Dr. Prashant K. Jain, Richard and Margaret Romano Professorial Scholar, I.C. Gunsalus Scholar, Associate Professor of Chemistry, University of Illinois at Urbana-Champaign

Mimicking plant photosynthesis requires a synthetic photocatalyst that absorbs sunlight and uses that energy efficiently to convert CO2 into energy-dense hydrocarbons. My talk will make the case that noble metal nanostructures, which exhibit collective free electron resonances called plasmons, may be well-suited to this task. Not only do plasmonic nanoparticles of Au, Ag, and Cu absorb visible light efficiently, this strong-light-matter interaction can be paired with their ability to activate CO2. We have had preliminary success with plasmonic Au catalysts, which drive kinetically challenging multi-electron multi-proton reduction of CO2 to hydrocarbons under visible-light excitation. The product selectivity is dependent on the nature of the exciting light, which hints that a novel phenomenon is at work. In order to understand the light-driven pathway for CO2 reduction, we have spectroscopically monitored the reaction on a single plasmonic nanoparticle. The mechanism by which plasmonic excitation activates CO2 is beginning to be understood.  

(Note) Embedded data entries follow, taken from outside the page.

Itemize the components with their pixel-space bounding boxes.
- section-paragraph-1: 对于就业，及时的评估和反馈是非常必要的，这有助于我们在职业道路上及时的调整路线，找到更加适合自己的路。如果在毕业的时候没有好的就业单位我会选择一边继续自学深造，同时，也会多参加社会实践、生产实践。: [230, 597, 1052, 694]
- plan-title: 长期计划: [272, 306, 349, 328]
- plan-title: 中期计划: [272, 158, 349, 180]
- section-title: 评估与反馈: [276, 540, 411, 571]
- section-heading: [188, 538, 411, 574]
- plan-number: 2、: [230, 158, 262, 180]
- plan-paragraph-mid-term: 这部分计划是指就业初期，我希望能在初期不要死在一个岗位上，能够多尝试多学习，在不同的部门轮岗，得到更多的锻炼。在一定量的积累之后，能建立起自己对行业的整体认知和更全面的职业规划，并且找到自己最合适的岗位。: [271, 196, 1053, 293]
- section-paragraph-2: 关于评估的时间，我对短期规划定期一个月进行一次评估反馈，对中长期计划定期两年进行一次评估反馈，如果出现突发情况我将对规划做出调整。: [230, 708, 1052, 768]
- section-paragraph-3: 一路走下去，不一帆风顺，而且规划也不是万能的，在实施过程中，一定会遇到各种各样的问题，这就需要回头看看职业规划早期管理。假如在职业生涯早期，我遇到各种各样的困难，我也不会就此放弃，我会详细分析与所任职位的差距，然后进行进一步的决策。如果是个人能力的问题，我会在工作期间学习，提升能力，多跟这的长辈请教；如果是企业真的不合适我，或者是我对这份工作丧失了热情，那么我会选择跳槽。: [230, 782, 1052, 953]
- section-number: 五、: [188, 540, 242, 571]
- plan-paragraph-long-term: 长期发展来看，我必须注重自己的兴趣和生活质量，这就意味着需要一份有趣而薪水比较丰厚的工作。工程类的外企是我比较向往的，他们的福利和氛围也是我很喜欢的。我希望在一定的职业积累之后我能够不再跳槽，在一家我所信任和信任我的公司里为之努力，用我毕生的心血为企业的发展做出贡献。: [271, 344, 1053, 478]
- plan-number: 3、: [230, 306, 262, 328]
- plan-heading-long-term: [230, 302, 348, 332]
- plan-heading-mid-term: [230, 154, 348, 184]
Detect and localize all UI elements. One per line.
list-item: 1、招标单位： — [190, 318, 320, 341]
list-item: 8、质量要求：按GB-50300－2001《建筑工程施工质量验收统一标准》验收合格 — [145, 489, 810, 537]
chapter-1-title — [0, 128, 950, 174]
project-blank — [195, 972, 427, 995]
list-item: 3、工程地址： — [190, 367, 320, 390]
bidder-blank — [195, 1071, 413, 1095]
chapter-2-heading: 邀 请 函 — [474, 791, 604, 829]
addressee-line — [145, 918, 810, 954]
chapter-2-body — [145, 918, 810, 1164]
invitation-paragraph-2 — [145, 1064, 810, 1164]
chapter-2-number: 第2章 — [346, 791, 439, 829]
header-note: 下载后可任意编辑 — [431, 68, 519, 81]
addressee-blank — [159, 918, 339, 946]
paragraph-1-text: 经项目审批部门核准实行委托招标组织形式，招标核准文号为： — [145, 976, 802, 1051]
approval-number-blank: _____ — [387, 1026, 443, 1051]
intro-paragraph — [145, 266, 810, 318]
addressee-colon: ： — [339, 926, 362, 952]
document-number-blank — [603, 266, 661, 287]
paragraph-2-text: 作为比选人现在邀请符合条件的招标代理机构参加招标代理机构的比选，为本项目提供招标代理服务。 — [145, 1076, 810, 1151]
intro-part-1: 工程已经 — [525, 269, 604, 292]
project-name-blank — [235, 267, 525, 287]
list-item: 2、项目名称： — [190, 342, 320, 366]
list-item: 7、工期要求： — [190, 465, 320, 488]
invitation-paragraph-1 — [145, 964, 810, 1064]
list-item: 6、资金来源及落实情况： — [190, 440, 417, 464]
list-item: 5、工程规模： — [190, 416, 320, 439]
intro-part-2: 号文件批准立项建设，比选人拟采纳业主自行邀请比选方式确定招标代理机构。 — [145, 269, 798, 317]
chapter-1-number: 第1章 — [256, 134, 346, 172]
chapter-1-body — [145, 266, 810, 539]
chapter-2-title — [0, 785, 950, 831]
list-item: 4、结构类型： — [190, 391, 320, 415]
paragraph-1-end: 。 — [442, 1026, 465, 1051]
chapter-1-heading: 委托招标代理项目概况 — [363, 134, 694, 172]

Prashant Jain grew up in Bombay, where he completed his undergraduate education. He obtained his PhD working with M. A. El-Sayed at Georgia Tech, following which he was a postdoctoral fellow at Harvard. After a Miller Fellowship at UC Berkeley, he joined the UIUC faculty, where he is an Associate Professor of Chemistry and the Materials Research Lab, the Richard and Margaret Romano Professorial Scholar, and the Associate Head of Major Projects. Prashant’s research is centered on the understanding and control of light-matter interactions on the nanoscale. He teaches graduate & undergraduate physical chemistry and is the lead developer of nanoDDSCAT, a toolkit for computational design of light-matter interactions.